Outros números: a UNED tem cerca de 150.000 alunos, e não me lembro bem, cerca de 1000 ou 2000 professores permanentes (mais ou menos o quadro da Unicamp). Existem outro tipo de professores, auxiliares, que ficam espalhados pela Espanha, e são os tutores dos alunos. Pelo que entendi, a sede da UNED em Madri é um grande campus sem salas de aula. Os professores permanentes não dão aulas, não têm horário fixo de trabalho, nem têm contato com os alunos. Eles preparam os cursos. Quem tem contato com os alunos são os tutores. Não sei se a UNED faz pesquisa.
Em um primeiro momento me ocorreu o tamanho da distância que separa uma Universidade como a UNED e a Unicamp, onde trabalho e conheço melhor, principalmente com relação a quantidade de alunos.
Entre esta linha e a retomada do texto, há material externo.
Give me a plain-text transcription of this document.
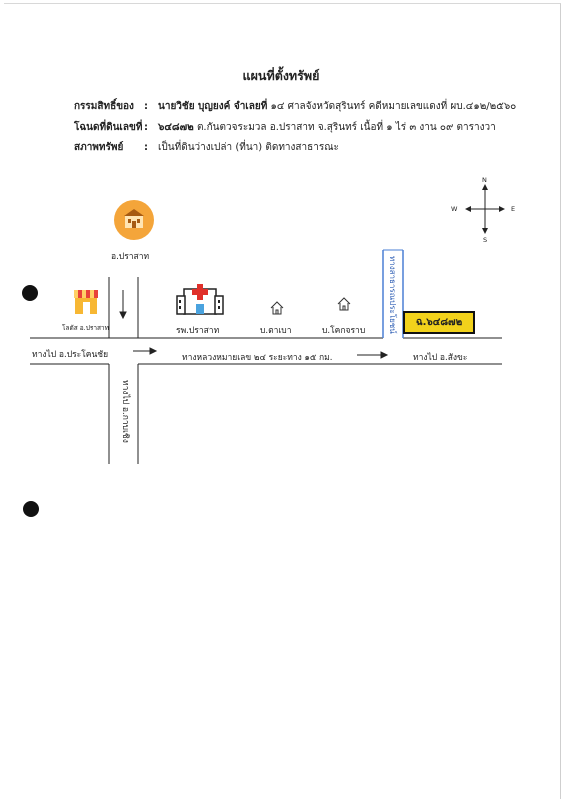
แผนที่ตั้งทรัพย์
กรรมสิทธิ์ของ : นายวิชัย บุญยงค์ จำเลยที่ ๑๔ ศาลจังหวัดสุรินทร์ คดีหมายเลขแดงที่ ผบ.๔๑๒/๒๕๖๐
โฉนดที่ดินเลขที่ : ๖๔๘๗๒ ต.กันตวจระมวล อ.ปราสาท จ.สุรินทร์ เนื้อที่ ๑ ไร่ ๓ งาน ๐๙ ตารางวา
สภาพทรัพย์ : เป็นที่ดินว่างเปล่า (ที่นา) ติดทางสาธารณะ
N
S
W	E
อ.ปราสาท
โลตัส อ.ปราสาท	รพ.ปราสาท	บ.ตาเบา	บ.โคกจราบ
ทางไป อ.ประโคนชัย	ทางหลวงหมายเลข ๒๔ ระยะทาง ๑๕ กม.	ทางไป อ.สังขะ
ทางไป อ.กาบเชิง
ทางสาธารณประโยชน์	ฉ.๖๔๘๗๒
Mas depois comecei a observar que o fato desse modelo ser tão alternativo ao da Unicamp, com seus 20.000 alunos presenciais, que provavelmente isto tem pouco a ver com eficiência, mas com uma grande diferença. Ao contrário da UNED, a Unicamp é muito mais voltada para a pesquisa e a pós-graduação e dá muito mais importância a qualidade do que a quantidade. Para quem conhece a Unicamp, ou mesmo outras Universidades Públicas no Brasil,fica complicado pensar o que significa ensinar para 150.000 alunos de graduação com a mesmo esquema e qualidade dos cursos presenciais.
Lembrei-me que meu curso de graduação tinha 25 vagas (há 20 anos atrás na UnB). Com certeza a tradição da Unicamp tem pouco a ver com o ensino de massa, nem sei se é razoável abrir mão da posição de destaque que ela ocupa. Mas eu fiquei me questionando quem irá ocupar em São Paulo (ou mesmo no Brasil) o espaço aberto pela crescente demanda por vagas. Esta demanda exige uma expansão da oferta de educação. Também dúvida minha é se a Universidade Pública não tem nada a ver com a educação de massa.
Ela pode não perder a legitimidade se ficar apenas com uma educação de qualidade, de elite, enquanto a educação superior de massa é oferecida pelo ensino privado e pago, que está atendendo o grande público? Pelo que entendi, na Espanha acham que sim, que o Estado deve oferecer esse serviço, do mesmo modo que aqui se procurou suprir toda a demanda (em massa) do ensino fundamental e médio. Nas Instituições de Ensino superior Privadas (já ouvi isso também na Unicamp) estão a falar que a mesma inversão que ocorreu no ensino fundamental e médio irá acontecer com o ensino público superior. Este é tido como financeiramente falido e sem capacidade de recuperação e expansão. Segundo esse raciocínio, as Universidades Públicas atenderão o grande público com uma educação de massa e o privado oferecerá algo de melhor qualidade às classes mais favorecidas. Se essa for mesmo a diretriz do Governo Federal, o modelo da UNED não deve ser prontamente descartado, pois pode vir a ser bastante proveitoso e adequado.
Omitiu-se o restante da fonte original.